A new special report published by A.M. Best, titled, Stormy Currents Emerging for MENA Reinsurers, states that while domestic markets remain important to MENA reinsurers, in a global reinsurance world, they are also looking further afield for diversification in order to stabilise earnings against the uncertainties and volatility of their local markets.
Mahesh Mistry, senior director of analytics, said: “The profile of the region’s reinsurers has not changed materially over the past few years, and they concentrate on prudent underwriting and risk selection in order to maintain profitability.
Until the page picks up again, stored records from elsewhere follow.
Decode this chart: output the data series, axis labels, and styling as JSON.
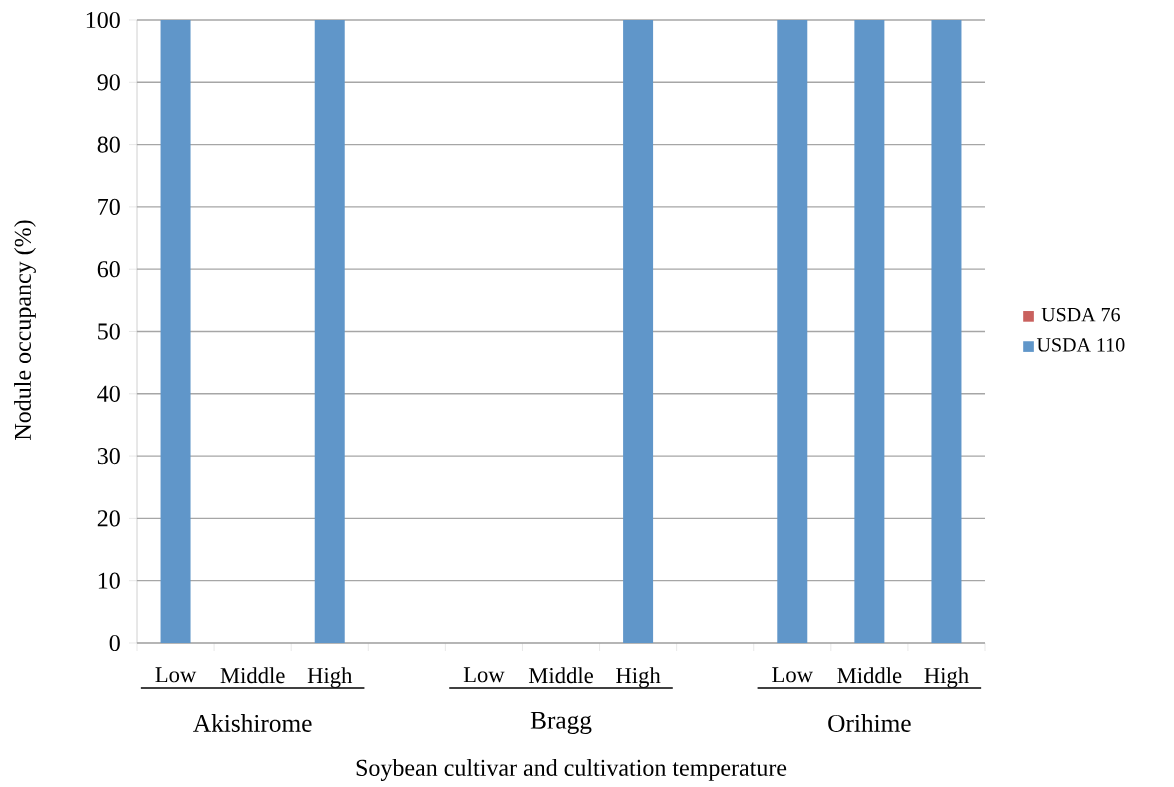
{
  "chart_data": {
    "type": "bar",
    "stacked": true,
    "categories": [
      "Low",
      "Middle",
      "High",
      null,
      "Low",
      "Middle",
      "High",
      null,
      "Low",
      "Middle",
      "High"
    ],
    "series": [
      {
        "name": "USDA 76",
        "color": "#c9615e",
        "values": [
          0,
          0,
          0,
          null,
          0,
          0,
          0,
          null,
          0,
          0,
          0
        ]
      },
      {
        "name": "USDA 110",
        "color": "#6096c9",
        "values": [
          100,
          0,
          100,
          null,
          0,
          0,
          100,
          null,
          100,
          100,
          100
        ]
      }
    ],
    "xlabel": "Soybean cultivar and cultivation temperature",
    "ylabel": "Nodule occupancy (%)",
    "annotations": [
      "Akishirome",
      "Bragg",
      "Orihime"
    ],
    "ylim": [
      0,
      100
    ],
    "yticks": [
      0,
      10,
      20,
      30,
      40,
      50,
      60,
      70,
      80,
      90,
      100
    ],
    "grid": "y",
    "legend": "right"
  }
}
However, given the pressure on rates experienced in core product lines, coupled with the higher frequency of property losses, MENA reinsurers have gradually reduced their exposure to MENA markets, and supplemented revenues by focussing more on Asian and African markets, where pricing is more attractive.”
The report states that while reinsurance markets in the MENA region are competitive, for international reinsurers, they are also considered to be a source of expansion. This is owing to a range of factors, including continued market liberalisation, and the majority of markets being open with few restrictions on reinsurance operations.
Yvette Essen, director of research and report author, said: “Many of the region’s markets are perceived to be attractive as they have benign exposure to natural catastrophe events in comparison with other more mature insurance markets. Reinsurers are drawn to the prospect of establishing geographically diverse underwriting portfolios without encountering the significant earnings volatility driven by natural catastrophe exposure. Regional and international reinsurers are seeking less catastrophe-prone business to complement their existing portfolios.”
The report notes all A.M. Best-rated reinsurers domiciled in the MENA region are generally well-capitalised. It states that while balance sheet strength is strong for rated MENA reinsurers, underwriting profitability remains the main concern, with many companies delivering marginal to weak performance.
Therefore, reinsurers in the region are dependent on investment income to generate earnings. While investment yields are low, pressure to improve underwriting margins is growing, and any failure to improve technical performance is likely to put greater pressure on ratings as this weakness gradually erodes balance sheet strength and the profile of the companies.